How Ethereum and Bitcoin developers are reacting
The contrast couldn’t be more stark than how the two largest blockchain networks are reacting.
The Ethereum Foundation treated this as a directive and built accordingly. Eight years of work, now visible in a public roadmap with weekly shipping devnets and fork-level specs.
Bitcoin’s governance model makes this type of coordinated response structurally difficult.

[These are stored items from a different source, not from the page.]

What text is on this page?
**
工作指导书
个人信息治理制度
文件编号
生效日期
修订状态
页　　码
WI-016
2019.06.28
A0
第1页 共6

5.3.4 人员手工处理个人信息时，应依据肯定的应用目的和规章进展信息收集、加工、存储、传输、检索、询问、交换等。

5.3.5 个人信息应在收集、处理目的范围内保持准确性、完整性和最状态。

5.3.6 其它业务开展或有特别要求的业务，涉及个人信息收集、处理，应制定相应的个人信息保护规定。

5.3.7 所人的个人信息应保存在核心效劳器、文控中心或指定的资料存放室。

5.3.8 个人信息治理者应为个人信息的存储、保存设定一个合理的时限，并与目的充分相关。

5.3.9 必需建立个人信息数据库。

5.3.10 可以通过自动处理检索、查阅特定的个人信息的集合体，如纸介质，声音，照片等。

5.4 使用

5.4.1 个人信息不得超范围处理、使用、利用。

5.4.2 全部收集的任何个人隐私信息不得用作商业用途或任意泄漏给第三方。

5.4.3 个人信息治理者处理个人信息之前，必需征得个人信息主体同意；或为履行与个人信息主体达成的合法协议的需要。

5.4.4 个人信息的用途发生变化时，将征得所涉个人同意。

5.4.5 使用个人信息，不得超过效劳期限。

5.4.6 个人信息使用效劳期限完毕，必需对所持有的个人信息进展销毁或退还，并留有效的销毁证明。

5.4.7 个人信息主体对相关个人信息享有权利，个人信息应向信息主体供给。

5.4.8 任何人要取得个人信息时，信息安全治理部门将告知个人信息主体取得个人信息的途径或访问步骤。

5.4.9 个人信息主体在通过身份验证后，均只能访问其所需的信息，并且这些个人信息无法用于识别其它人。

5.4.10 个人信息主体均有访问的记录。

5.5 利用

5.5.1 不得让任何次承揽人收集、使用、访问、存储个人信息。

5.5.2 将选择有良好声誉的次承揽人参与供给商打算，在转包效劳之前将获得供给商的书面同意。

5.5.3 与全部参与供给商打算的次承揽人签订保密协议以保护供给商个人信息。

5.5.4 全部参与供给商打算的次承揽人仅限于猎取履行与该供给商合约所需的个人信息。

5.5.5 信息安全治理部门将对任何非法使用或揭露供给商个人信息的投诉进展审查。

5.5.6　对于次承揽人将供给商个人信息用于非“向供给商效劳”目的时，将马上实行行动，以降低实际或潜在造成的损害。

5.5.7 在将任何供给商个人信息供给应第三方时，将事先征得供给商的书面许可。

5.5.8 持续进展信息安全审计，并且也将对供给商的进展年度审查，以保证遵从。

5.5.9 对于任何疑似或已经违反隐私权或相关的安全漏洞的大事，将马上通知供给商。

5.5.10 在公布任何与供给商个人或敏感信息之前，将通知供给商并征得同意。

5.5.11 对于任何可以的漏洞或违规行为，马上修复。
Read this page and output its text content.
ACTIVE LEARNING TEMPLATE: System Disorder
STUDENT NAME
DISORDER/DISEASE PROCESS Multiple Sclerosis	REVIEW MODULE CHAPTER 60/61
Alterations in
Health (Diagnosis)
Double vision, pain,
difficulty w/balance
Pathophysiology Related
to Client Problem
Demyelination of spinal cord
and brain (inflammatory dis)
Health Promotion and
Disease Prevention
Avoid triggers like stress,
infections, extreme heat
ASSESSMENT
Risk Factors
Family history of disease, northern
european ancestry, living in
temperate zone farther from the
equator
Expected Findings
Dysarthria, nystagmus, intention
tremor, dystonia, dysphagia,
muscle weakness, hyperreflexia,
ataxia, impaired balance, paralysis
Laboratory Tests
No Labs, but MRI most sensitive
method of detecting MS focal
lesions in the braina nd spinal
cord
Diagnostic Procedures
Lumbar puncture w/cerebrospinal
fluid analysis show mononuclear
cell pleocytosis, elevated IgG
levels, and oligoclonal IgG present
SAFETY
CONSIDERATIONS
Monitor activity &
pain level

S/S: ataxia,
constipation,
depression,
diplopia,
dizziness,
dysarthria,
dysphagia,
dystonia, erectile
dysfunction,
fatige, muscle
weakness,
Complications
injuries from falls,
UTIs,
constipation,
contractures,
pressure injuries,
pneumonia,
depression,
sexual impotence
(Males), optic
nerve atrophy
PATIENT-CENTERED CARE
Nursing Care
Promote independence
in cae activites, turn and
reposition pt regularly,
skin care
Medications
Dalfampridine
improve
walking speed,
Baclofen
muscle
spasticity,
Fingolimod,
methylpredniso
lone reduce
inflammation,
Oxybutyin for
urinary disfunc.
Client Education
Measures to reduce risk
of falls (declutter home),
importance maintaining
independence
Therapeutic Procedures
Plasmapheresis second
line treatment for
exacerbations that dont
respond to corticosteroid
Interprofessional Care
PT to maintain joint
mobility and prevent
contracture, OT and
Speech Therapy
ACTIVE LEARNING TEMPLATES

There is no Ethereum Foundation equivalent to fund and direct a multi-year engineering effort.
Protocol changes require broad consensus among the decentralized developer community that has historically moved slowly and deliberately, a convenience for stability but a liability when facing deadlines.
Bitcoin’s last major cryptographic upgrade, Taproot, was discussed for several years before its activation in 2021.
Ethereum this week launched pq.ewhereum.org, a dedicated hub for the post-quantum security effort that has been running since 2018. The Ethereum Foundation’s post-quantum team, cryptography team, protocol architecture team, and protocol coordination team have spent eight years working toward a migration that touches every layer of the protocol.
More than 10 customer teams are shipping weekly DevNets using what the Foundation calls PQ Interop. The roadmap maps out specific milestones across the four upcoming hard forks, from a post-quantum key registry to full PQ consensus.
Bitcoin, on the other hand, has no equivalent efforts. No coordinated roadmap. No multi-team engineering programs. No fork, no milestone.
Nick Carter, one of Bitcoin’s most prominent proponents and co-founder of crypto fund Castle Island Ventures, said the quiet part out loud this week.
“Elliptic curve cryptography is on the verge of obsolescence,” he wrote on X.
Carter directly compared the two approaches. Ethereum’s approach, he said, was “best in class”, describing how the network “come together to announce a specific, detailed PQ roadmap to 2029, set it as the highest strategic priority, tie PQ into the ongoing roadmap, detailed FAQs, no fear, just action.”
Bitcoin’s outlook was “worst in class,” Carter said. He said a group is currently working on a quantum-related proposal that “has received zero buy-in from top developers”, with developers pointing to isolated pieces of research as evidence of progress, while “there is no coherent strategy, no roadmap.”
“Everyone knows I’m a Bitcoiner and would like Bitcoin to win,” Carter said. “I am not saying this to hurt sentiments. I am saying this to inspire action.”
However, the urgency is not universally shared.
Firms such as CoinShares argue that fears of an impending quantum threat to Bitcoin are exaggerated, and they estimate that only 10,200 BTC is concentrated enough in vulnerable legacy address types that the theft could cause “considerable market disruption.”
The remaining exposed supply, about 1.6 million BTC in old pay-to-public-key addresses, is scattered across more than 32,000 different wallets at an average of 50 BTC each, making it slow and unprofitable to crack them individually, CoinDesk reported at the time.
But the question is not whether quantum computing will ultimately threaten blockchain cryptography. Google, the Ethereum Foundation, NIST, and now prominent Bitcoin supporters all agree that it will.
The question is whether three years is enough time to transition to a global, decentralized protocol with no central authority to set deadlines, no coordinated engineering team to execute them, and a culture that treats urgency with skepticism.
Ethereum’s answer is that eight years of preparation have put it in a position to execute the migration to four hard forks. Google’s answer is that 2029 is the deadline, and migration is already underway in its products.
Bitcoin’s answer, so far, has been silence. And as Carter warned, “if this silence continues ETHBTC will begin to reflect differences in priority setting”.